観光産業(グローバルツーリズム)は世界のGDPの約10.4%を占めている
投資の基本は高い成長が見込める地域や国、あるいは産業(業種)に投資することになります。高い成長が期待できる業種といえば、ITなどのハイテク産業が思い浮かびますが、実は旅行・観光サービス業の成長率は製造業に次いで第2位となっているのです。2018年の世界のGDP(国内総生産)の成長率は+3.7%(IMF)ですが、観光産業(グローバルツーリズム)は+5.9%もあり、その割合は世界のGDPの約10.4%を占めているのです。高成長の観光産業、今後も拡大トレンド
昨年まで高い成長をしてきた観光産業ですが、将来的な見通しはどうなっているのでしょうか?カギは中産階級の増加にあるといわれています。中産階級になるとモノの購入が増えるほか、余暇の充実させるため旅行が増えるといわれているからです。その中産階級、新興国の急成長により、既に世界人口の半数以上が中産階級となり、その割合は2020年には64%に達すると予測されています。

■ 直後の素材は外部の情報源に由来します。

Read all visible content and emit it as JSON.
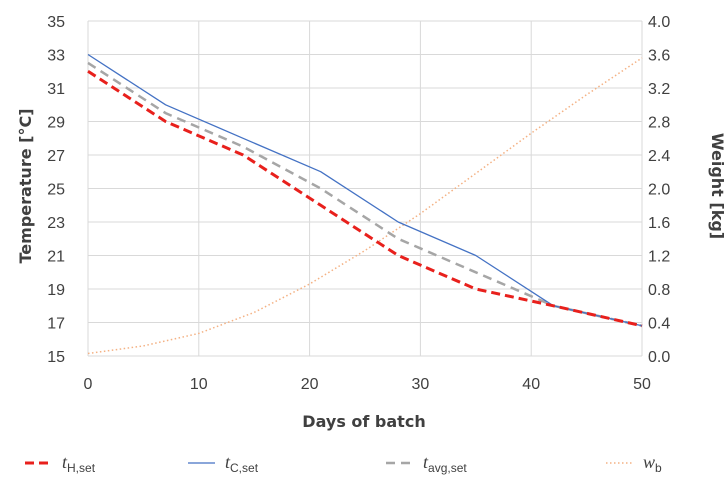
{
  "chart_data": {
    "type": "line",
    "title": "",
    "xlabel": "Days of batch",
    "ylabel_left": "Temperature [°C]",
    "ylabel_right": "Weight [kg]",
    "xlim": [
      0,
      50
    ],
    "ylim_left": [
      15,
      35
    ],
    "ylim_right": [
      0,
      4
    ],
    "x_ticks": [
      "0",
      "10",
      "20",
      "30",
      "40",
      "50"
    ],
    "y_left_ticks": [
      "15",
      "17",
      "19",
      "21",
      "23",
      "25",
      "27",
      "29",
      "31",
      "33",
      "35"
    ],
    "y_right_ticks": [
      "0.0",
      "0.4",
      "0.8",
      "1.2",
      "1.6",
      "2.0",
      "2.4",
      "2.8",
      "3.2",
      "3.6",
      "4.0"
    ],
    "grid": true,
    "legend_position": "bottom",
    "series": [
      {
        "name": "t_H,set",
        "label_main": "t",
        "label_sub": "H,set",
        "axis": "left",
        "color": "#e8201c",
        "style": "dashed-bold",
        "x": [
          0,
          7,
          14,
          21,
          28,
          35,
          42,
          50
        ],
        "y": [
          32,
          29,
          27,
          24,
          21,
          19,
          18,
          16.8
        ]
      },
      {
        "name": "t_C,set",
        "label_main": "t",
        "label_sub": "C,set",
        "axis": "left",
        "color": "#4472c4",
        "style": "solid",
        "x": [
          0,
          7,
          14,
          21,
          28,
          35,
          42,
          50
        ],
        "y": [
          33,
          30,
          28,
          26,
          23,
          21,
          18,
          16.8
        ]
      },
      {
        "name": "t_avg,set",
        "label_main": "t",
        "label_sub": "avg,set",
        "axis": "left",
        "color": "#a6a6a6",
        "style": "dashed",
        "x": [
          0,
          7,
          14,
          21,
          28,
          35,
          42,
          50
        ],
        "y": [
          32.5,
          29.5,
          27.5,
          25,
          22,
          20,
          18,
          16.8
        ]
      },
      {
        "name": "w_b",
        "label_main": "w",
        "label_sub": "b",
        "axis": "right",
        "color": "#f4b183",
        "style": "dotted",
        "x": [
          0,
          5,
          10,
          15,
          20,
          25,
          30,
          35,
          40,
          45,
          50
        ],
        "y": [
          0.03,
          0.12,
          0.27,
          0.52,
          0.86,
          1.26,
          1.7,
          2.18,
          2.66,
          3.12,
          3.56
        ]
      }
    ]
  }
}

また、国際観光客到着数は当初14億人を達成するのは2020年の見通しでしたが、2年前倒しの2018年に到達。2030年にはその数は18億人に達すると予測されていることから、世界の旅行需要は拡大トレンドが続くというわけです。
投資信託を活用して観光産業の拡大トレンドを享受する
拡大が見込まれる観光産業ですが、旅行・観光産業は活動範囲は多岐にわたっているのです。旅行の準備、出発、空路・船旅・陸路、宿泊、旅行先等々、旅行に関するさまざまな局面にかかわる企業があることから、個別株で分散投資を行うのは実際的とはいえないかもしれません。投資信託を活用する場合、2本の投資信託が設定されています。 大和証券投資信託委託の「ダイワ世界ツーリズム関連株式ファンド」とキャピタルアセットマネジメントの「世界ツーリズム株式ファンド」です。
大和証券投資信託委託のダイワ世界ツーリズム関連株式ファンドは、2014年11月28日の設定ですから運用が開始されてからまもなく5年になります。設定来の運用成績は2019年6月28日現在6.0%とやや低迷しています。投資対象はアメリカが約62%、日本が約16%、イギリスが約8%と続いています。
組入上位10銘柄の資産配分比率は49%とやや集中しており、上位にはマクドナルド、スターバックス、ブッキング・ホールディングスなどが並びます。日本を含む世界の株式等の中から、ツーリズム産業の成長の恩恵を受ける企業の株式に投資されると交付目論見書に記載されていますが、業種でいうと一般消費財・サービスへの配分割合が約72%と偏りがあるように見えます。
キャピタルアセットマネジメントの「世界ツーリズム株式ファンド」は、2019年6月28日に新規設定されたファンドであることから、組入比率などはわかりません。ただ、同社のマーケティング本部の話を聞いたところ、一般消費財・サービスなどの一部の業種に偏るような運用は行わない予定とのことでした。
また、銘柄設定にあたってはスペインのバルセロナに本拠をおく「GVC Gaesco社」のアドバイスを受けています。同社が運用するユーロ建ての類似ファンド(2014年2月設定)の運用成績は年率リターンで9.84%の好成績をあげています。
今後の高い成長が期待できる観光産業。テーマ型ファンドはポートフォリオへの組み入れが難しいですが、コア資産はベーシックな資産で運用し、サテライト資産は世界ツーリズムファンドのように遊び心のあるファンで運用するのも1つの手といえるでしょう。